Private biopharma M&A. Jon Norris and Caitlin Tolman of Silicon Valley Bank maintain an excellent curated dataset of private biopharma M&A deals with upfront payments larger than $60M. This “Big Exit” dataset includes both VC-backed and angel-backed private companies, though is dominated by the former. Here’s the last few years of SVB’s Big Exit data, inclusive of total deal value:
2017 is off to a slower start than 2015-2016, but is pacing to be ~30% above 2010-2014 annual numbers for total deal value (upfronts and milestones). That said, the numbers of Big Exits are small (11-19 deals per year in this dataset), and therefore biased heavily to single large deals: in 2016, AbbVie’s purchase of StemCentryx was for up to $9B in deal value ($5.8B upfront). Excluding that single deal from the analysis, and 2017 is pacing to be a better year than 2016 for total M&A value.
Importantly, though, the overall distribution of value in M&A, inclusive of biobucks (future contingent milestones) has gone up over time, peaking out in 2017 at the median value of $600M for the first time ever. The steady rise of the “typical” Big Exit value (aka the median) is impressive.

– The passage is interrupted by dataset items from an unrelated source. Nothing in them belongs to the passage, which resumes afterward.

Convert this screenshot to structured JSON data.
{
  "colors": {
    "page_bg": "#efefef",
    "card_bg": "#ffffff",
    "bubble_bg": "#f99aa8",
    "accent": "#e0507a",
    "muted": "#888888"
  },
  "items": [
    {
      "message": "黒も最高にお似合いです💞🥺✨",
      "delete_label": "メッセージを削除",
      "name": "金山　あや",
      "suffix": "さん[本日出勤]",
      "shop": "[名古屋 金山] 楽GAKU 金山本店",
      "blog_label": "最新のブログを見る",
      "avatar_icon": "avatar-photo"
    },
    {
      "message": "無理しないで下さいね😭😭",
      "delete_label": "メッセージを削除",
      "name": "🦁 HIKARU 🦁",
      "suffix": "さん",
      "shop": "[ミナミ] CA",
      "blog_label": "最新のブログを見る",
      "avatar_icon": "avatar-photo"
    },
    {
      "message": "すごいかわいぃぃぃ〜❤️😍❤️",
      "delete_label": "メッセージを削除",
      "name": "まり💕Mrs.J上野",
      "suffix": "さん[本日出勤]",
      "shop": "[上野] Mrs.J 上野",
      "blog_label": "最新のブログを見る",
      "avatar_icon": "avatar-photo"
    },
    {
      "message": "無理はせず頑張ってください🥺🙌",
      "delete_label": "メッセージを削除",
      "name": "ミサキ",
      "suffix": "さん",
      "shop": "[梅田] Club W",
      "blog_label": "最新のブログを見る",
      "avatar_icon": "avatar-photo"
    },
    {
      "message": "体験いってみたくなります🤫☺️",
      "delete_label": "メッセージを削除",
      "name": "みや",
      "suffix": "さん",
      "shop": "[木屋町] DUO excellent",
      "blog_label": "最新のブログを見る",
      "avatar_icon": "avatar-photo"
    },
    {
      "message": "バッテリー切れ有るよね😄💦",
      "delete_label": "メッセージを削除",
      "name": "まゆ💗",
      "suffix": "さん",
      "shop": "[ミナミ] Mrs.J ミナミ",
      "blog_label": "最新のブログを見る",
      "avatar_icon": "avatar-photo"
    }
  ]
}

These analyses certainly reveal a more nuanced perspective M&A scene than the Bloomberg top-line chart: while 2017 isn’t blowing the doors off, there’s ample reasons to be positive about the underlying activity and pace.
They also highlight how lumpy M&A data are, and the need to use caution when seeing aggregate metrics. Definitions also matter (what type of deals are we really talking about). As noted above, StemCentryx in 2016 dramatically impacts both R&D-stage and private company M&A. Kite’s recent acquisition does the same for R&D-stage data in 2017. The reality is annual numbers, which add up to less than a few dozen datapoints, can be distorted quickly by outliers. While venture capital is an asset class of outliers (i.e., the big ones matter a lot), by pooling the underlying data into annual stats it is easy to lose a real sense for the prevailing sentiment and activity levels – which is why the distribution analysis in the third chart is important (the medians don’t swing as much).
Lastly, from one venture firm’s viewpoint, we continue to see larger biopharma companies engaged in active BD and M&A processes across the portfolio – with the acquisitions of Delinia by Celgene, IFM by BMS, and Infacare by Mallingkrodt earlier in 2017, along with an option-to-buy deal at LTI with Allergan back in January.
Truly innovative programs in biotech remain scarce, supply-constrained assets and, with increasing levels of external R&D sourcing by larger companies, we’ve found significant interest in M&A across the board. The drivers behind this demand are unlikely to change in the near-term, and sentiment toward deal-making in the day-to-day trenches of biopharma seems very positive. I suspect other early stage venture firms are witnessing similar dynamics.
Will be interesting to see how the year ends up on the M&A front.